Rothenbacher D, Lutz M P, Porzsolt F
Department of Epidemiology, University of Ulm, Germany.
Eur J Cancer. 1997 Jul;33(8):1184-9. doi: 10.1016/s0959-8049(97)00034-8.
The aim of this study was to evaluate the extent to which hospitalised patients with advanced cancer and a palliative treatment goal wanted to be involved in the process of making treatment decisions and how well their physicians actually knew their preferences for participation. 59 hospitalised patients with non-curable cancer, 86 hospitalised patients with chronic non-neoplastic disease, and 115 non-hospitalised persons were surveyed with a standardised questionnaire. In addition, the physicians of the hospitalised patients were asked to complete a similar questionnaire. The majority of patients with advanced cancer wanted to decide either by themselves/mainly by themselves (9%) or to collaborate and decide together with their physician (73%), compared with 17% and 49%, respectively, of patients with chronic non-neoplastic disease, and 40% and 56%, respectively, of the non-hospitalised persons (difference between groups: P = 0.001). Younger age, higher education, employment and higher Karnofsky index were significantly associated with active involvement. The agreement of patients' preference with their physicians' assessment did not exceed chance. In conclusion, most patients wanted to participate in a decision regarding their treatment, although physicians were unaware of their patients' preferences.

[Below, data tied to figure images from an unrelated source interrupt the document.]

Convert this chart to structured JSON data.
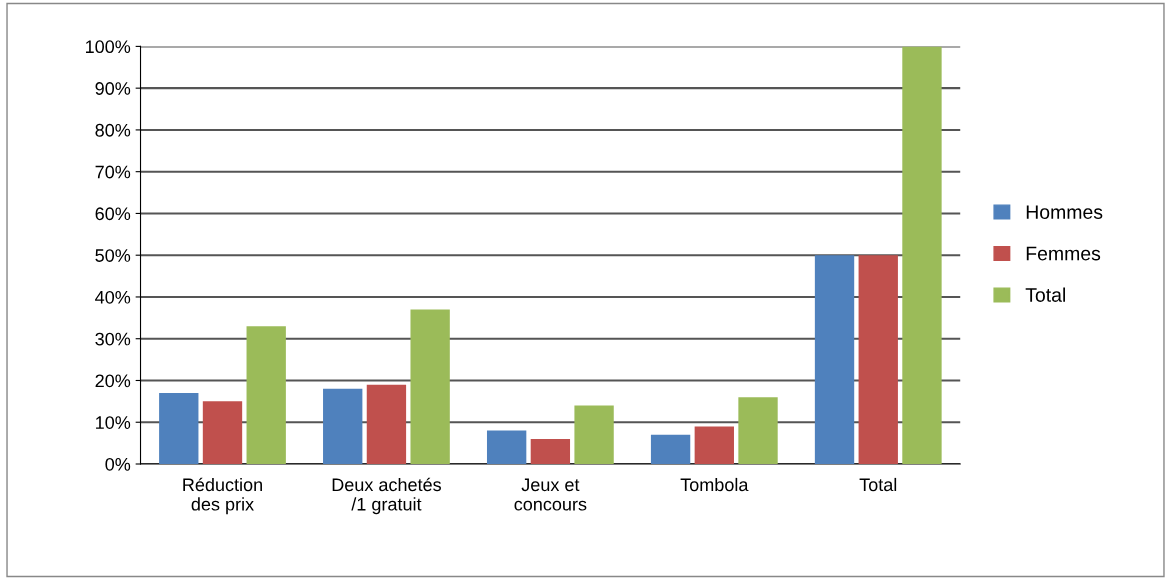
{
  "chart_data": {
    "type": "bar",
    "categories": [
      "Réduction\ndes prix",
      "Deux achetés\n/1 gratuit",
      "Jeux et\nconcours",
      "Tombola",
      "Total"
    ],
    "series": [
      {
        "name": "Hommes",
        "color": "#4f81bd",
        "values": [
          17,
          18,
          8,
          7,
          50
        ]
      },
      {
        "name": "Femmes",
        "color": "#c0504d",
        "values": [
          15,
          19,
          6,
          9,
          50
        ]
      },
      {
        "name": "Total",
        "color": "#9bbb59",
        "values": [
          33,
          37,
          14,
          16,
          100
        ]
      }
    ],
    "ylim": [
      0,
      100
    ],
    "yticks": [
      {
        "value": 0,
        "label": "0%"
      },
      {
        "value": 10,
        "label": "10%"
      },
      {
        "value": 20,
        "label": "20%"
      },
      {
        "value": 30,
        "label": "30%"
      },
      {
        "value": 40,
        "label": "40%"
      },
      {
        "value": 50,
        "label": "50%"
      },
      {
        "value": 60,
        "label": "60%"
      },
      {
        "value": 70,
        "label": "70%"
      },
      {
        "value": 80,
        "label": "80%"
      },
      {
        "value": 90,
        "label": "90%"
      },
      {
        "value": 100,
        "label": "100%"
      }
    ],
    "grid": "y",
    "legend": "right"
  }
}
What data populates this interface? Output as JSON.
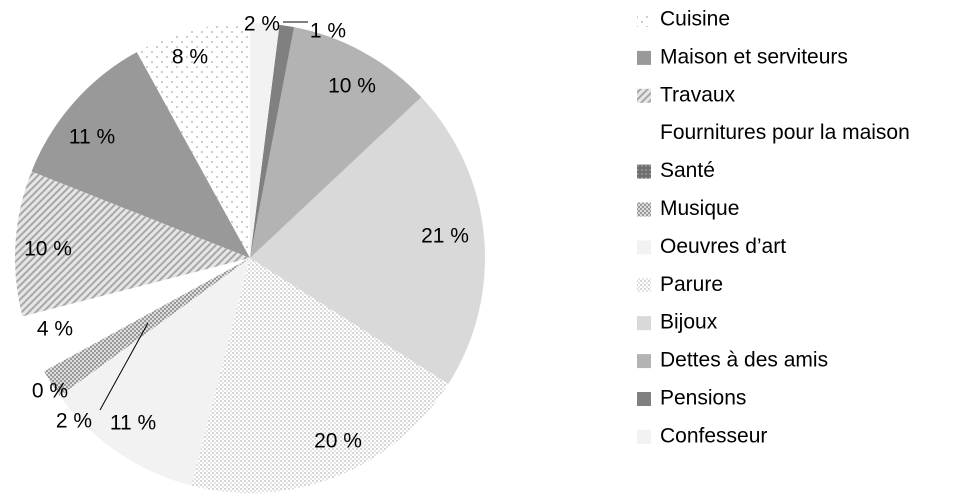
{
  "chart_data": {
    "type": "pie",
    "categories": [
      "Cuisine",
      "Maison et serviteurs",
      "Travaux",
      "Fournitures pour la maison",
      "Santé",
      "Musique",
      "Oeuvres d’art",
      "Parure",
      "Bijoux",
      "Dettes à des amis",
      "Pensions",
      "Confesseur"
    ],
    "values": [
      8,
      11,
      10,
      4,
      0,
      2,
      11,
      20,
      21,
      10,
      1,
      2
    ],
    "value_labels": [
      "8 %",
      "11 %",
      "10 %",
      "4 %",
      "0 %",
      "2 %",
      "11 %",
      "20 %",
      "21 %",
      "10 %",
      "1 %",
      "2 %"
    ],
    "colors": [
      "#ffffff",
      "#999999",
      "#ffffff",
      "#ffffff",
      "#7a7a7a",
      "#ffffff",
      "#f2f2f2",
      "#ffffff",
      "#d9d9d9",
      "#b3b3b3",
      "#808080",
      "#f2f2f2"
    ],
    "patterns": [
      "sparse-dots",
      "none",
      "hatch",
      "none",
      "dark-dots",
      "checker",
      "none",
      "dense-dots",
      "none",
      "none",
      "none",
      "none"
    ],
    "direction": "counterclockwise",
    "legend": "right"
  }
}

本研究的目的是评估晚期癌症住院患者且以姑息治疗为目标时,其希望参与治疗决策过程的程度,以及他们的医生实际上对其参与偏好的了解程度。对59名患有不可治愈癌症的住院患者、86名患有慢性非肿瘤性疾病的住院患者和115名非住院人员进行了标准化问卷调查。此外,还要求住院患者的医生填写一份类似的问卷。大多数晚期癌症患者希望自己决定/主要自己决定(9%)或与医生合作共同决定(73%),相比之下,慢性非肿瘤性疾病患者分别为17%和49%,非住院人员分别为40%和56%(组间差异:P = 0.001)。年龄较小、受教育程度较高、就业以及卡氏评分较高与积极参与显著相关。患者偏好与医生评估的一致性未超过随机水平。总之,大多数患者希望参与有关其治疗的决策,尽管医生并不了解患者的偏好。